Researchers have developed a genetically altered pig model for cystic fibrosis (CF) that closely matchers the characteristics of the disease in humans. This animal model is a large step forward for CF research, advancing from the formerly used mice models, which do not exhibit typical symptoms of CF. By utilizing the pig models; researchers will now better understand how the complications of CF develop.
“This new approach allows researchers to move beyond mouse models into species that are physiologically more similar to humans and that manifest the multi-organ symptoms of the disease. It is an advance for CF research as well as for the study of other diseases where the mouse model is inadequate,” says Griffin P. Rodgers MD, director of the National Institute of Diabetes and Digestive and Kidney Disease.

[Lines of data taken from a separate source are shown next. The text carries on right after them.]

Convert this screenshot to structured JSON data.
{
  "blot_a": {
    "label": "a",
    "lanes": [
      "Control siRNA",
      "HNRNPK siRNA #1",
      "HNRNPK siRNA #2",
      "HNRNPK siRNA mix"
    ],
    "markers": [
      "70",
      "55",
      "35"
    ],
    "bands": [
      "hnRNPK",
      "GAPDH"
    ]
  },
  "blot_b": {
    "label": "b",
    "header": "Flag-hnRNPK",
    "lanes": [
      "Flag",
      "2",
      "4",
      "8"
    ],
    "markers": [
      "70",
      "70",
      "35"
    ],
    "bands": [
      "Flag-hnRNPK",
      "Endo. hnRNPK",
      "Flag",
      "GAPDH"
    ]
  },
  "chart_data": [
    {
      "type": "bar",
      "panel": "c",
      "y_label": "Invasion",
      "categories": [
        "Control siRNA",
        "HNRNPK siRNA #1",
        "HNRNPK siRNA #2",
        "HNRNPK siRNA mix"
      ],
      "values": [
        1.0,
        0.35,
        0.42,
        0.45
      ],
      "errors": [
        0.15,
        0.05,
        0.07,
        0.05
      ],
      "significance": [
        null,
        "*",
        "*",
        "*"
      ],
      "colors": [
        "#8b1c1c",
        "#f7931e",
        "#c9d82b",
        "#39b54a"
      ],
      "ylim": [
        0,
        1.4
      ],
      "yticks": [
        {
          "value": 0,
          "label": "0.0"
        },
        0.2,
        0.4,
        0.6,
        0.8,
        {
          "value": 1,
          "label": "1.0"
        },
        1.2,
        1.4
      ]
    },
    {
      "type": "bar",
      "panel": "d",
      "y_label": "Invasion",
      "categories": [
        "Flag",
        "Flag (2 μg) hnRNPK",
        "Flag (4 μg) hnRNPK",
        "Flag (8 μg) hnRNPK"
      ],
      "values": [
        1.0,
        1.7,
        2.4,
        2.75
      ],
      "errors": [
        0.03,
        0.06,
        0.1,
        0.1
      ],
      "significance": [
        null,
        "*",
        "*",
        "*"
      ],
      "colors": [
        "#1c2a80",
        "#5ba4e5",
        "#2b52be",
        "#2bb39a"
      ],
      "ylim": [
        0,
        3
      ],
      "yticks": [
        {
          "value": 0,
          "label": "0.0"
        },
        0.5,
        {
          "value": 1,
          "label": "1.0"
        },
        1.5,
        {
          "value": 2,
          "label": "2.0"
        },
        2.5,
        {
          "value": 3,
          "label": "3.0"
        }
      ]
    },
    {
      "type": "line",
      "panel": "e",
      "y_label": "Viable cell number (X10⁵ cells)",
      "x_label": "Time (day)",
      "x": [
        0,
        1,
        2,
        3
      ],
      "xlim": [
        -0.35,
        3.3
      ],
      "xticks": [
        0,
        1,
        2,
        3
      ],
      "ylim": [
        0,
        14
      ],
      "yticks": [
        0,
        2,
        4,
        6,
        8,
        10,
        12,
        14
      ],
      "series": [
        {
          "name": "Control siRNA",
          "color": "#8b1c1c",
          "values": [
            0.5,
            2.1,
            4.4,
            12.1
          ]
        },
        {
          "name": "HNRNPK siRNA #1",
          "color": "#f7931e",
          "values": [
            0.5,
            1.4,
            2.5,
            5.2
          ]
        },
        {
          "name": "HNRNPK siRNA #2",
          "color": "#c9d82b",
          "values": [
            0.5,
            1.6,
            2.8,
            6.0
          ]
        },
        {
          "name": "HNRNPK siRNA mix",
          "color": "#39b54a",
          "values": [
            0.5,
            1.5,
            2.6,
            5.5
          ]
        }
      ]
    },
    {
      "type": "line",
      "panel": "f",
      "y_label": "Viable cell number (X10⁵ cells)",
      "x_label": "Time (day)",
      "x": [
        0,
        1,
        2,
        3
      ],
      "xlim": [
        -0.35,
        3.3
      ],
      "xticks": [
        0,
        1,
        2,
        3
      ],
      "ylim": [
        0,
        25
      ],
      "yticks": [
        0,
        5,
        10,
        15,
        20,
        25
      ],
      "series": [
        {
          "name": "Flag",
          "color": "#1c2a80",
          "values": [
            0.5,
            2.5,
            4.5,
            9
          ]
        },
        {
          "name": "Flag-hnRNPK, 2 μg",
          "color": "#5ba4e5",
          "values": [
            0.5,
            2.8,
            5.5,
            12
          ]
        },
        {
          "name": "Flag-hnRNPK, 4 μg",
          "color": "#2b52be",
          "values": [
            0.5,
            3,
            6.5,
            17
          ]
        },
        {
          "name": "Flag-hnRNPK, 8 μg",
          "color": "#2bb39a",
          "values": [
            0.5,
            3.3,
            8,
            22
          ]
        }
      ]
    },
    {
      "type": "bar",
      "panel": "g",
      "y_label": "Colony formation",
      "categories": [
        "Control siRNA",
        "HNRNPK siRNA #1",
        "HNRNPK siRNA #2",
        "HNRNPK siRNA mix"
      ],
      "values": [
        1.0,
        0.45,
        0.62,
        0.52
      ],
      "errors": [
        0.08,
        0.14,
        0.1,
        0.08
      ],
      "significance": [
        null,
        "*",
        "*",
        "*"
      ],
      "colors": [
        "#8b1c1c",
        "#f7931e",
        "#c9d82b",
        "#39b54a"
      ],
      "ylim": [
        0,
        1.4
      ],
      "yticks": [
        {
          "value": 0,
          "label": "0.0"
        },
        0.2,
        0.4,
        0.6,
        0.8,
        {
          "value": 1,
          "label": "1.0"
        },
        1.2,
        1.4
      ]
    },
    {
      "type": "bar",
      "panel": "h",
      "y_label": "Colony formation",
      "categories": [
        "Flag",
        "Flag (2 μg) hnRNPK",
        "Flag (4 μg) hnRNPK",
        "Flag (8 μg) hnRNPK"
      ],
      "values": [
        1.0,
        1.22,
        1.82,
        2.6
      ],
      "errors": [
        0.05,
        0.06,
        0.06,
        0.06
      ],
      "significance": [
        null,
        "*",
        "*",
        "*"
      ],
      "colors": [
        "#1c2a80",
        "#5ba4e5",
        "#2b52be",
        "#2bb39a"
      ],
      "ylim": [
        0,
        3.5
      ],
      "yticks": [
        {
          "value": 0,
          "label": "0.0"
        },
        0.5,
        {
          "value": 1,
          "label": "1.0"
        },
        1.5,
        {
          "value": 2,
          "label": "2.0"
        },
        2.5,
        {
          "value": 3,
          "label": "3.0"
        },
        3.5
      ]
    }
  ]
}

Abnormalities throughout the pigs’ intestines, liver, pancreas, and gallbladder all mirrored common complications caused by CF in humans. Additionally, researchers found no evidence of infection or inflammation in the lungs of the pigs at birth, a similar situation to newborn humans with CF.
“By tracking how the lungs of these pigs respond to challenges to their respiratory systems introduced by the environment, we hope to better understand how the complications of CF progress in children,” says Michael J. Welsh MD, senior author of the study from the University of Iowa.
The study is published in the September 26 edition of Science.